There are times, when I am discontent or tired or run down, that I feel like my soul is parched. I am in need of a soul quenching, deep drink of refreshing water. This past summer, I needed to dive into Jesus' refreshing presence again. This is the vision, and refreshment, He gave me:

I stand on a pier. Looking out over a lake. Cool, clean, clear lake water. I dive in headfirst. The feeling of water pours over me. Beginning with my hands, up my arms, and over my head. As it travels down my torso to my waist and my thighs. Over my knees, down my calves and finally engulfing my toes. I am IN! I fall deeper in the water. Into cooler and cooler water. The temperature inside my body, in my mind, in my soul begins to drop. Refreshment… Ahhhhhh… The sweat that never seems to be washed away, the dirt and grime that sticks to it - it's gone. I am clean. I am washed clean by Your waters. I am baptized into You.

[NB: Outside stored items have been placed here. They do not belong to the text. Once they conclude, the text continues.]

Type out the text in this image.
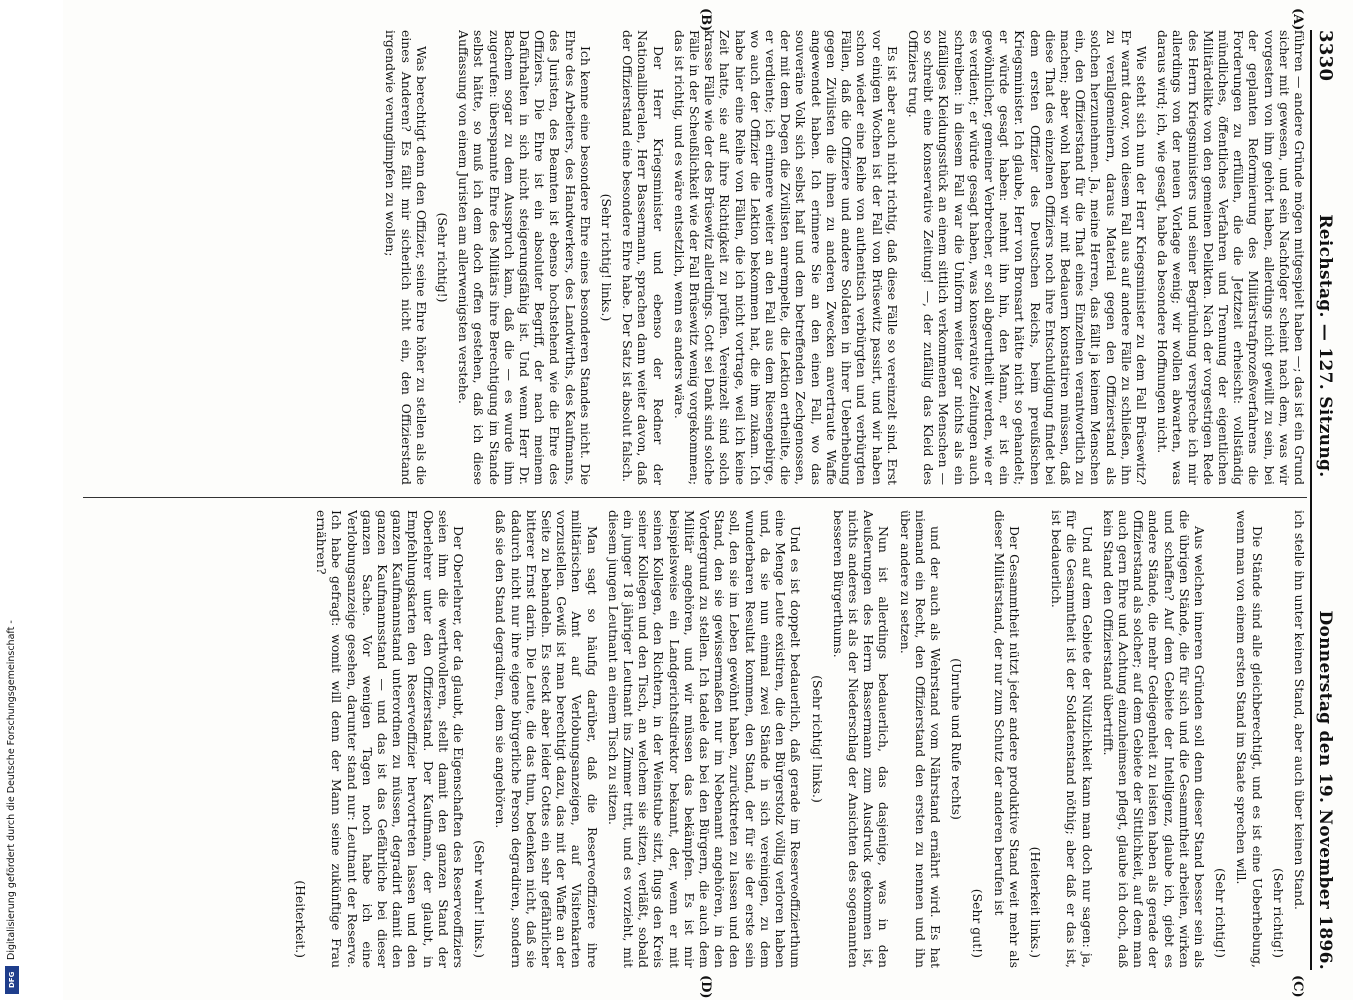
3330
Reichstag. — 127. Sitzung.
Donnerstag den 19. November 1896.
(A)
(B)
(C)
(D)

führen — andere Gründe mögen mitgespielt haben —; das ist ein Grund sicher mit gewesen, und sein Nachfolger scheint nach dem, was wir vorgestern von ihm gehört haben, allerdings nicht gewillt zu sein, bei der geplanten Reformierung des Militärstrafprozeßverfahrens die Forderungen zu erfüllen, die die Jetztzeit erheischt: vollständig mündliches, öffentliches Verfahren und Trennung der eigentlichen Militärdelikte von den gemeinen Delikten. Nach der vorgestrigen Rede des Herrn Kriegsministers und seiner Begründung verspreche ich mir allerdings von der neuen Vorlage wenig; wir wollen abwarten, was daraus wird; ich, wie gesagt, habe da besondere Hoffnungen nicht.

Wie steht sich nun der Herr Kriegsminister zu dem Fall Brüsewitz? Er warnt davor, von diesem Fall aus auf andere Fälle zu schließen, ihn zu verallgemeinern, daraus Material gegen den Offizierstand als solchen herzunehmen. Ja, meine Herren, das fällt ja keinem Menschen ein, den Offizierstand für die That eines Einzelnen verantwortlich zu machen; aber wohl haben wir mit Bedauern konstatiren müssen, daß diese That des einzelnen Offiziers noch ihre Entschuldigung findet bei dem ersten Offizier des Deutschen Reichs, beim preußischen Kriegsminister. Ich glaube, Herr von Bronsart hätte nicht so gehandelt; er würde gesagt haben: nehmt ihn hin, den Mann, er ist ein gewöhnlicher, gemeiner Verbrecher, er soll abgeurtheilt werden, wie er es verdient; er würde gesagt haben, was konservative Zeitungen auch schreiben: in diesem Fall war die Uniform weiter gar nichts als ein zufälliges Kleidungsstück an einem sittlich verkommenen Menschen — so schreibt eine konservative Zeitung! —, der zufällig das Kleid des Offiziers trug.

Es ist aber auch nicht richtig, daß diese Fälle so vereinzelt sind. Erst vor einigen Wochen ist der Fall von Brüsewitz passirt, und wir haben schon wieder eine Reihe von authentisch verbürgten und verbürgten Fällen, daß die Offiziere und andere Soldaten in ihrer Ueberhebung gegen Zivilisten die ihnen zu anderen Zwecken anvertraute Waffe angewendet haben. Ich erinnere Sie an den einen Fall, wo das souveräne Volk sich selbst half und dem betreffenden Zechgenossen, der mit dem Degen die Zivilisten anrempelte, die Lektion ertheilte, die er verdiente; ich erinnere weiter an den Fall aus dem Riesengebirge, wo auch der Offizier die Lektion bekommen hat, die ihm zukam. Ich habe hier eine Reihe von Fällen, die ich nicht vortrage, weil ich keine Zeit hatte, sie auf ihre Richtigkeit zu prüfen. Vereinzelt sind solch krasse Fälle wie der des Brüsewitz allerdings. Gott sei Dank sind solche Fälle in der Scheußlichkeit wie der Fall Brüsewitz wenig vorgekommen; das ist richtig, und es wäre entsetzlich, wenn es anders wäre.

Der Herr Kriegsminister und ebenso der Redner der Nationalliberalen, Herr Bassermann, sprachen dann weiter davon, daß der Offizierstand eine besondere Ehre habe. Der Satz ist absolut falsch.

(Sehr richtig! links.)

Ich kenne eine besondere Ehre eines besonderen Standes nicht. Die Ehre des Arbeiters, des Handwerkers, des Landwirths, des Kaufmanns, des Juristen, des Beamten ist ebenso hochstehend wie die Ehre des Offiziers. Die Ehre ist ein absoluter Begriff, der nach meinem Dafürhalten in sich nicht steigerungsfähig ist. Und wenn Herr Dr. Bachem sogar zu dem Ausspruch kam, daß die — es wurde ihm zugerufen: überspannte Ehre des Militärs ihre Berechtigung im Stande selbst hätte, so muß ich dem doch offen gestehen, daß ich diese Auffassung von einem Juristen am allerwenigsten verstehe.

(Sehr richtig!)

Was berechtigt denn den Offizier, seine Ehre höher zu stellen als die eines Anderen? Es fällt mir sicherlich nicht ein, den Offizierstand irgendwie verunglimpfen zu wollen;

ich stelle ihn unter keinen Stand, aber auch über keinen Stand.

(Sehr richtig!)

Die Stände sind alle gleichberechtigt, und es ist eine Ueberhebung, wenn man von einem ersten Stand im Staate sprechen will.

(Sehr richtig!)

Aus welchen inneren Gründen soll denn dieser Stand besser sein als die übrigen Stände, die für sich und die Gesammtheit arbeiten, wirken und schaffen? Auf dem Gebiete der Intelligenz, glaube ich, giebt es andere Stände, die mehr Gediegenheit zu leisten haben als gerade der Offizierstand als solcher; auf dem Gebiete der Sittlichkeit, auf dem man auch gern Ehre und Achtung einzuheimsen pflegt, glaube ich doch, daß kein Stand den Offizierstand übertrifft.

Und auf dem Gebiete der Nützlichkeit kann man doch nur sagen: ja, für die Gesammtheit ist der Soldatenstand nöthig; aber daß er das ist, ist bedauerlich.

(Heiterkeit links.)

Der Gesammtheit nützt jeder andere produktive Stand weit mehr als dieser Militärstand, der nur zum Schutz der anderen berufen ist

(Sehr gut!)

(Unruhe und Rufe rechts)

und der auch als Wehrstand vom Nährstand ernährt wird. Es hat niemand ein Recht, den Offizierstand den ersten zu nennen und ihn über andere zu setzen.

Nun ist allerdings bedauerlich, das dasjenige, was in den Aeußerungen des Herrn Bassermann zum Ausdruck gekommen ist, nichts anderes ist als der Niederschlag der Ansichten des sogenannten besseren Bürgerthums.

(Sehr richtig! links.)

Und es ist doppelt bedauerlich, daß gerade im Reserveoffizierthum eine Menge Leute existiren, die den Bürgerstolz völlig verloren haben und, da sie nun einmal zwei Stände in sich vereinigen, zu dem wunderbaren Resultat kommen, den Stand, der für sie der erste sein soll, den sie im Leben gewöhnt haben, zurücktreten zu lassen und den Stand, den sie gewissermaßen nur im Nebenamt angehören, in den Vordergrund zu stellen. Ich tadele das bei den Bürgern, die auch dem Militär angehören, und wir müssen das bekämpfen. Es ist mir beispielsweise ein Landgerichtsdirektor bekannt, der, wenn er mit seinen Kollegen, den Richtern, in der Weinstube sitzt, flugs den Kreis seiner Kollegen und den Tisch, an welchem sie sitzen, verläßt, sobald ein junger 18 jähriger Leutnant ins Zimmer tritt, und es vorzieht, mit diesem jungen Leutnant an einem Tisch zu sitzen.

Man sagt so häufig darüber, daß die Reserveoffiziere ihre militärischen Amt auf Verlobungsanzeigen, auf Visitenkarten vorzustellen. Gewiß ist man berechtigt dazu, das mit der Waffe an der Seite zu behandeln. Es steckt aber leider Gottes ein sehr gefährlicher bitterer Ernst darin. Die Leute, die das thun, bedenken nicht, daß sie dadurch nicht nur ihre eigene bürgerliche Person degradiren, sondern daß sie den Stand degradiren, dem sie angehören.

(Sehr wahr! links.)

Der Oberlehrer, der da glaubt, die Eigenschaften des Reserveoffiziers seien ihm die werthvolleren, stellt damit den ganzen Stand der Oberlehrer unter den Offizierstand. Der Kaufmann, der glaubt, in Empfehlungskarten den Reserveoffizier hervortreten lassen und den ganzen Kaufmannstand unterordnen zu müssen, degradirt damit den ganzen Kaufmannsstand — und das ist das Gefährliche bei dieser ganzen Sache. Vor wenigen Tagen noch habe ich eine Verlobungsanzeige gesehen, darunter stand nur: Leutnant der Reserve. Ich habe gefragt: womit will denn der Mann seine zukünftige Frau ernähren?

(Heiterkeit.)

Digitalisierung gefördert durch die Deutsche Forschungsgemeinschaft -
DFG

I emerge. Gasping slightly - because being fully submerged is too delightful to give up on too soon. My eyes open, and everything, I mean EVERYTHING, is brighter and cleaner. It takes a moment for my eyes to adjust to the brightness. I blink and blink and blink as the water clears and my irises adjust. Laughter bubbles in my chest. Things cannot be this beautiful, this clean, this clear! My hand reaches up and swipes at my eyes, removing the remaining droplets. I blink and everything is a little less bright. A little less clear, a little less clean. Rising up within me is disappointment. Disappointment and fear that it was all an illusion after all.

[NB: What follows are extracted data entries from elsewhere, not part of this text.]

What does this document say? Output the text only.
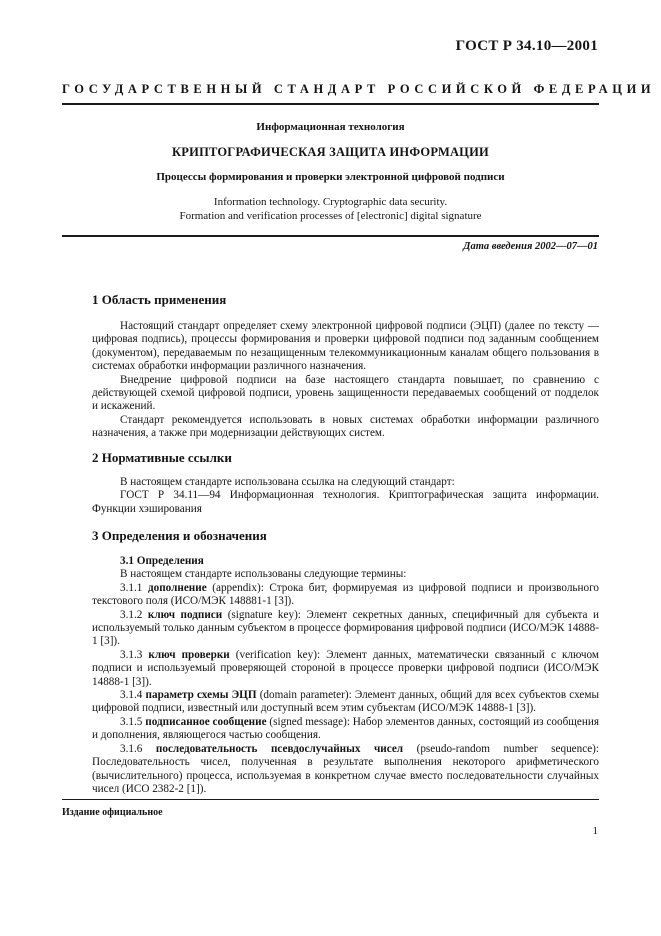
ГОСТ Р 34.10—2001
ГОСУДАРСТВЕННЫЙ СТАНДАРТ РОССИЙСКОЙ ФЕДЕРАЦИИ
Информационная технология
КРИПТОГРАФИЧЕСКАЯ ЗАЩИТА ИНФОРМАЦИИ
Процессы формирования и проверки электронной цифровой подписи
Information technology. Cryptographic data security.
Formation and verification processes of [electronic] digital signature
Дата введения 2002—07—01
1 Область применения

Настоящий стандарт определяет схему электронной цифровой подписи (ЭЦП) (далее по тексту — цифровая подпись), процессы формирования и проверки цифровой подписи под заданным сообщением (документом), передаваемым по незащищенным телекоммуникационным каналам общего пользования в системах обработки информации различного назначения.

Внедрение цифровой подписи на базе настоящего стандарта повышает, по сравнению с действующей схемой цифровой подписи, уровень защищенности передаваемых сообщений от подделок и искажений.

Стандарт рекомендуется использовать в новых системах обработки информации различного назначения, а также при модернизации действующих систем.

2 Нормативные ссылки

В настоящем стандарте использована ссылка на следующий стандарт:

ГОСТ Р 34.11—94 Информационная технология. Криптографическая защита информации. Функции хэширования

3 Определения и обозначения

3.1 Определения

В настоящем стандарте использованы следующие термины:

3.1.1 дополнение (appendix): Строка бит, формируемая из цифровой подписи и произвольного текстового поля (ИСО/МЭК 148881-1 [3]).

3.1.2 ключ подписи (signature key): Элемент секретных данных, специфичный для субъекта и используемый только данным субъектом в процессе формирования цифровой подписи (ИСО/МЭК 14888-1 [3]).

3.1.3 ключ проверки (verification key): Элемент данных, математически связанный с ключом подписи и используемый проверяющей стороной в процессе проверки цифровой подписи (ИСО/МЭК 14888-1 [3]).

3.1.4 параметр схемы ЭЦП (domain parameter): Элемент данных, общий для всех субъектов схемы цифровой подписи, известный или доступный всем этим субъектам (ИСО/МЭК 14888-1 [3]).

3.1.5 подписанное сообщение (signed message): Набор элементов данных, состоящий из сообщения и дополнения, являющегося частью сообщения.

3.1.6 последовательность псевдослучайных чисел (pseudo-random number sequence): Последовательность чисел, полученная в результате выполнения некоторого арифметического (вычислительного) процесса, используемая в конкретном случае вместо последовательности случайных чисел (ИСО 2382-2 [1]).

Издание официальное
1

So I push myself back underwater - quickly this time. Submerging my head again. Maybe I can bring back the glimpse of glory I saw before. I resurface. Blinking… Don't wipe your eyes!… that's what changed it all last time. I blink and blink and blink… looking around. Everything is blurry. My hand reached up and swipes at my eyes. The world looks like it always does. Beautiful, yes. But a little dingy. A little tired.

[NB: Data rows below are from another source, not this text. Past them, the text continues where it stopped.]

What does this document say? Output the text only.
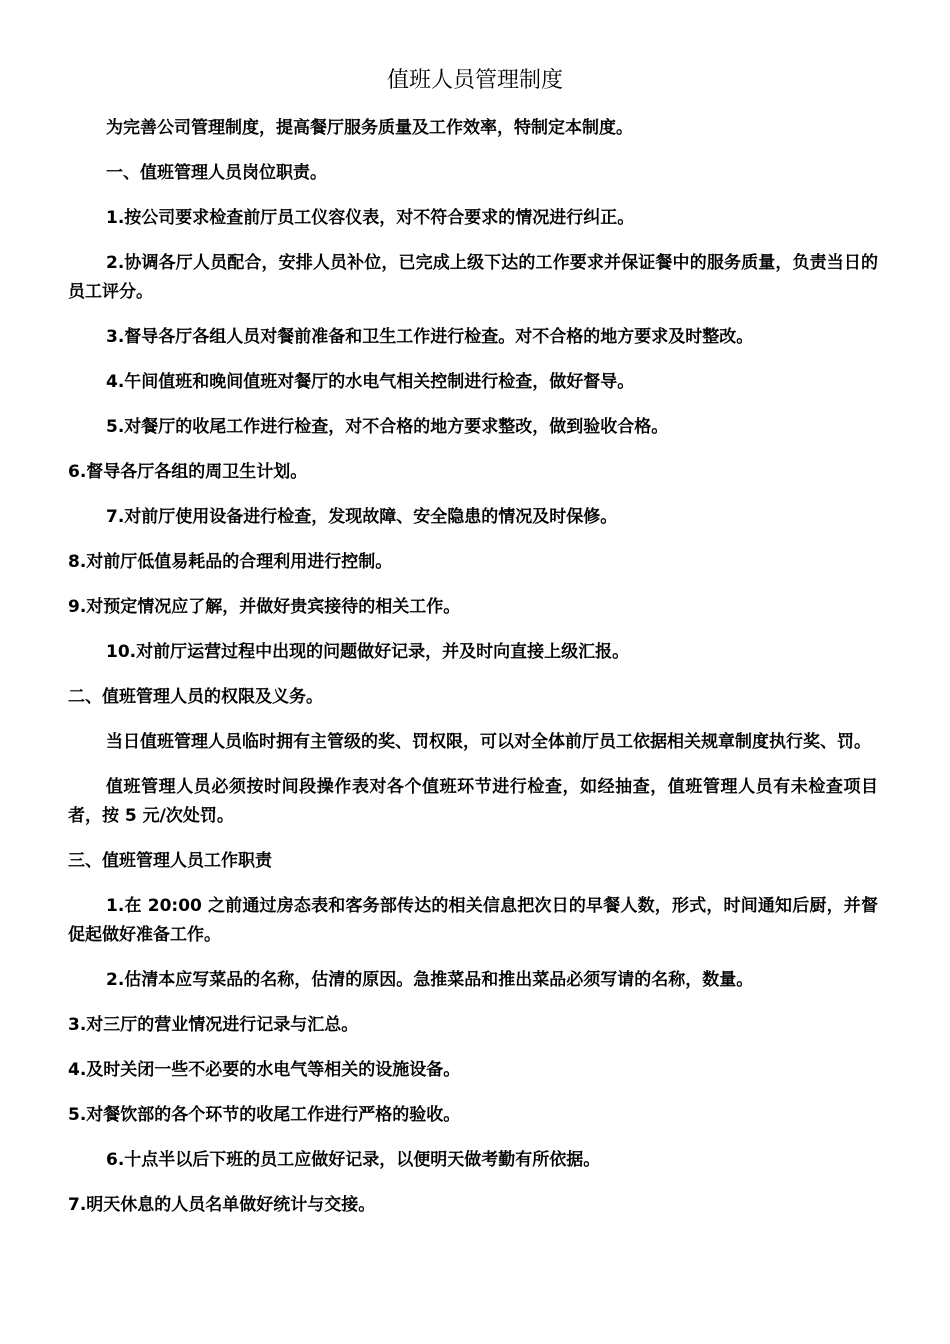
值班人员管理制度

为完善公司管理制度，提高餐厅服务质量及工作效率，特制定本制度。

一、值班管理人员岗位职责。

1.按公司要求检查前厅员工仪容仪表，对不符合要求的情况进行纠正。

2.协调各厅人员配合，安排人员补位，已完成上级下达的工作要求并保证餐中的服务质量，负责当日的员工评分。

3.督导各厅各组人员对餐前准备和卫生工作进行检查。对不合格的地方要求及时整改。

4.午间值班和晚间值班对餐厅的水电气相关控制进行检查，做好督导。

5.对餐厅的收尾工作进行检查，对不合格的地方要求整改，做到验收合格。

6.督导各厅各组的周卫生计划。

7.对前厅使用设备进行检查，发现故障、安全隐患的情况及时保修。

8.对前厅低值易耗品的合理利用进行控制。

9.对预定情况应了解，并做好贵宾接待的相关工作。

10.对前厅运营过程中出现的问题做好记录，并及时向直接上级汇报。

二、值班管理人员的权限及义务。

当日值班管理人员临时拥有主管级的奖、罚权限，可以对全体前厅员工依据相关规章制度执行奖、罚。

值班管理人员必须按时间段操作表对各个值班环节进行检查，如经抽查，值班管理人员有未检查项目者，按 5 元/次处罚。

三、值班管理人员工作职责

1.在 20:00 之前通过房态表和客务部传达的相关信息把次日的早餐人数，形式，时间通知后厨，并督促起做好准备工作。

2.估清本应写菜品的名称，估清的原因。急推菜品和推出菜品必须写请的名称，数量。

3.对三厅的营业情况进行记录与汇总。

4.及时关闭一些不必要的水电气等相关的设施设备。

5.对餐饮部的各个环节的收尾工作进行严格的验收。

6.十点半以后下班的员工应做好记录，以便明天做考勤有所依据。

7.明天休息的人员名单做好统计与交接。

I can feel myself sigh. And perhaps all around me sighs too. Nope, not yet. Almost. It's almost time. We will all continue to wait.

I pull myself to the ladder and out of the water. I walk to my towel, wrap it around me. I look out across the water. I KNOW I saw behind the veil… just a glimpse. But I saw it. Maybe if I dive in again, I will see more. But what if I don't? Am I willing to be disappointed and yet content with what I have seen?
For now I hold onto the vision You have given me. I bask in the knowledge of my redemption. My skin feels clean. My soul feels clean. I will hold tight to You. Your washing. Your cleansing.

Father, send your refreshing Spirit over, around, and through me. Wash me anew in Your Spirit and Love. Turn me back to You, again. Return me. Break me and rebuild me again, O God. And in the midst of that a plea, that You, O God would cast off, cease, dissolve His grief and the anger I (we) have caused by the worship of other gods. Lord, show yourself to be merciful and give us rescue and liberty. Defend us and show your goodness!

The cry of the Israelites, in Psalm 85, then is the same as our cry now: Remember your promise to us! Send rescue. We are calling for the same rescue, the difference is that we have seen it come once and know it is coming again - am I ready? Come, thou long-expected Jesus. Come!